Page last updated at 23:30 GMT, Thursday, 6 August 2009 00:30 UK

West End audiences defy recession

Billy Elliot
Musicals such as Billy Elliot continue to be popular

West End theatres appear to be thriving despite the recession, with figures showing record audiences.

Audiences in the 12 months to 18 July were up 2.5% on the similar period last year, with box office takings up 3.5%.

Nearly 7m visits were made to shows in the first half of the year, the Society of London Theatre said.

It said the figures were a "cause for celebration" and credited the quality of West End shows, with musicals remaining the most popular.

The society's figures indicated that 61% of all theatregoers had attended musicals such as Billy Elliot, Blood Brothers or Oliver!

'Breadth and quality'

Plays are also enjoying a good year. In the first six months of 2009, attendances at plays represented a quarter of all theatre visits, and were up 19% year-on-year at 1,886,586.

"I'm particularly thrilled that plays are thriving, as their demise has been regularly reported in the past," said society president Nica Burns.

At a time of economic uncertainty... they're choosing to come together in our theatres to be entertained, challenged, and uplifted
Richard Pulford, Society of London Theatre

"Today, the play is alive and well and living in the West End alongside our brilliant musicals and our world-class dance and opera.

"There's nowhere in the world that matches London for the breadth and quality of its theatre.

"We've got some great shows at the moment - it's as simple as that."

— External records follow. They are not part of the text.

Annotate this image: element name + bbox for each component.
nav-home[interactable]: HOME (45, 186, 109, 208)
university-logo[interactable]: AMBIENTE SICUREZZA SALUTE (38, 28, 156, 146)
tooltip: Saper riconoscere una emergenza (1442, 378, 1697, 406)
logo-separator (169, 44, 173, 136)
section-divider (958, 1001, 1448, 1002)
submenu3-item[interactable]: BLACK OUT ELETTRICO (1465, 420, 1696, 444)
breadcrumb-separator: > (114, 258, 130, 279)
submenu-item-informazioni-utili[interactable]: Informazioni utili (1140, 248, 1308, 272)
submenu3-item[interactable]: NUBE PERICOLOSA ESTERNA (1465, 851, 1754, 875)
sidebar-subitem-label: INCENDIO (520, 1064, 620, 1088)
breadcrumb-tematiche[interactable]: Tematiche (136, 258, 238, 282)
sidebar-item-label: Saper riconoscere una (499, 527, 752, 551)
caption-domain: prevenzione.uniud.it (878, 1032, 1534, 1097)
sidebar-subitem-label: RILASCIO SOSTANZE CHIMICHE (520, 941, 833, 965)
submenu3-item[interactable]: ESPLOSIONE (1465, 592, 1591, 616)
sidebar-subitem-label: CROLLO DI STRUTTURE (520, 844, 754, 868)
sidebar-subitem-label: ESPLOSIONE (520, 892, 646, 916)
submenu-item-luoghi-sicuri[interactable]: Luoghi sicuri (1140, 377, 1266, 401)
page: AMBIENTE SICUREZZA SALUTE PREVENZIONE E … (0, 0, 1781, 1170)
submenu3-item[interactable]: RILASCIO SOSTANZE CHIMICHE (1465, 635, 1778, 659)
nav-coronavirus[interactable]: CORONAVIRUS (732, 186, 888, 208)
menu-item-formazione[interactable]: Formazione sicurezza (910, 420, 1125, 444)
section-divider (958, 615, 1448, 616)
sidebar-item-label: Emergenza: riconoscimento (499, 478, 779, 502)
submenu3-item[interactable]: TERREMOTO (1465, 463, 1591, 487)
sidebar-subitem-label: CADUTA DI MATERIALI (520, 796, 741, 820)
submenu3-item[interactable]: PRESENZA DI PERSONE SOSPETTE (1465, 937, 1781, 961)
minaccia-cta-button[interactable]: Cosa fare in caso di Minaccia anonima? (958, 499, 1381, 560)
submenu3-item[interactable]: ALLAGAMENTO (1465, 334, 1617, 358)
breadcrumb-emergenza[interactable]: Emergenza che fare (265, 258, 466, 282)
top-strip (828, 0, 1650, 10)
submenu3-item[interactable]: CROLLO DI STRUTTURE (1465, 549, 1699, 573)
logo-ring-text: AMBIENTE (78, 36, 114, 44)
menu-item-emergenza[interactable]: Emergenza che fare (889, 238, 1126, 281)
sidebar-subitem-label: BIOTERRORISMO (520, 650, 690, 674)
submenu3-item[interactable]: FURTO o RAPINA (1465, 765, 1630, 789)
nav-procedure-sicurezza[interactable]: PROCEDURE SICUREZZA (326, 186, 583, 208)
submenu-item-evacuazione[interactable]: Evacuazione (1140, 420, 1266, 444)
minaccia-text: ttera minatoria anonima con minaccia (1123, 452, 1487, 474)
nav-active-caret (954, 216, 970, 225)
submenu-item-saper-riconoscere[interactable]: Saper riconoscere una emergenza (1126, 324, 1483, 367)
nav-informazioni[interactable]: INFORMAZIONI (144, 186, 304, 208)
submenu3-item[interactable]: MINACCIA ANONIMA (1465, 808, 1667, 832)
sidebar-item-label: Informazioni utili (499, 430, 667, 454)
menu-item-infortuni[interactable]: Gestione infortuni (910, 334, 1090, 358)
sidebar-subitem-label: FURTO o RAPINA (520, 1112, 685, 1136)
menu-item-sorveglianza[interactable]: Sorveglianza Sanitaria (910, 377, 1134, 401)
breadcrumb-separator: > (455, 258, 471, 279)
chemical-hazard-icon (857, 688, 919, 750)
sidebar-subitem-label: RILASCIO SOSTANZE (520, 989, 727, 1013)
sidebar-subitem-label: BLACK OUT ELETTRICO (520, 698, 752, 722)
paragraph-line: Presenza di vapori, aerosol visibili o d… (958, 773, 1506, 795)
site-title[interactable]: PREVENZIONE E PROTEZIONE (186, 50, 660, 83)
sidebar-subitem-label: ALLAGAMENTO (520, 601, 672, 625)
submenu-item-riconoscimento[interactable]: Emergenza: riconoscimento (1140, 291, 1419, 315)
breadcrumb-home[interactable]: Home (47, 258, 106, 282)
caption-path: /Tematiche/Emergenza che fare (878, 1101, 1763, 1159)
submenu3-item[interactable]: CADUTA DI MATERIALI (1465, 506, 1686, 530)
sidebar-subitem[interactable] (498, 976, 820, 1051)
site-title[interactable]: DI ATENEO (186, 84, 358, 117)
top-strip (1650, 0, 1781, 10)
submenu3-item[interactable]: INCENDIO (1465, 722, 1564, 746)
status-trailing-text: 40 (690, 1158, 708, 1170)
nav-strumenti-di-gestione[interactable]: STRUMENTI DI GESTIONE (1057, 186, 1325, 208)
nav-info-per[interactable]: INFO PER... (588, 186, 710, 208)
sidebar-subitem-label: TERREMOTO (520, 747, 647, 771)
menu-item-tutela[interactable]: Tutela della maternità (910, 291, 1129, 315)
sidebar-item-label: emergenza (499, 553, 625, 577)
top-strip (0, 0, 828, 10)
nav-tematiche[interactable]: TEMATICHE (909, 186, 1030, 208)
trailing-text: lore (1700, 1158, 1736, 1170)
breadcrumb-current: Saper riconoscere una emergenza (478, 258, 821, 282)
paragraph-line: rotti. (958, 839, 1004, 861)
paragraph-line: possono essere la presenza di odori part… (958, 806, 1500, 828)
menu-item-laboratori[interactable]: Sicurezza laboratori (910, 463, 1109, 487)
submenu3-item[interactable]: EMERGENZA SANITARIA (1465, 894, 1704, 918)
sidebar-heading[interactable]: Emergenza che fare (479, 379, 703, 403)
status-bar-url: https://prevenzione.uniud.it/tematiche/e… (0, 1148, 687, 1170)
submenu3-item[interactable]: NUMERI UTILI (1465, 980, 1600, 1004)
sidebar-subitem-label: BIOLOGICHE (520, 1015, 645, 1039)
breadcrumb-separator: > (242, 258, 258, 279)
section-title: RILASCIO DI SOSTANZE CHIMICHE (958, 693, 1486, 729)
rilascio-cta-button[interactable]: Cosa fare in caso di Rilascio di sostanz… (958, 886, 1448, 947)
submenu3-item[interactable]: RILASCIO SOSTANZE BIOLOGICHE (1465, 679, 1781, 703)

Last year more than 13m people attended London theatres and although attendances were down 5% in the first quarter of this year, they increased by 8% in the second quarter.

Audiences have been partly lifted by the trend for budget-conscious Britons to holiday at home rather than travel abroad, the society added.

The theatre is amazing and there is nothing like the feeling you get when the curtain goes up at the start
Idle Eric, Portsmouth,

Richard Pulford, chief executive of the society, which represents the major theatres, added: "The figures are a real cause for celebration - not just for the theatre industry, but for the London economy generally.

"At a time of economic uncertainty, it's marvellous that people aren't retreating into their shells. Instead, they're choosing to come together in our theatres to be entertained, challenged, and uplifted."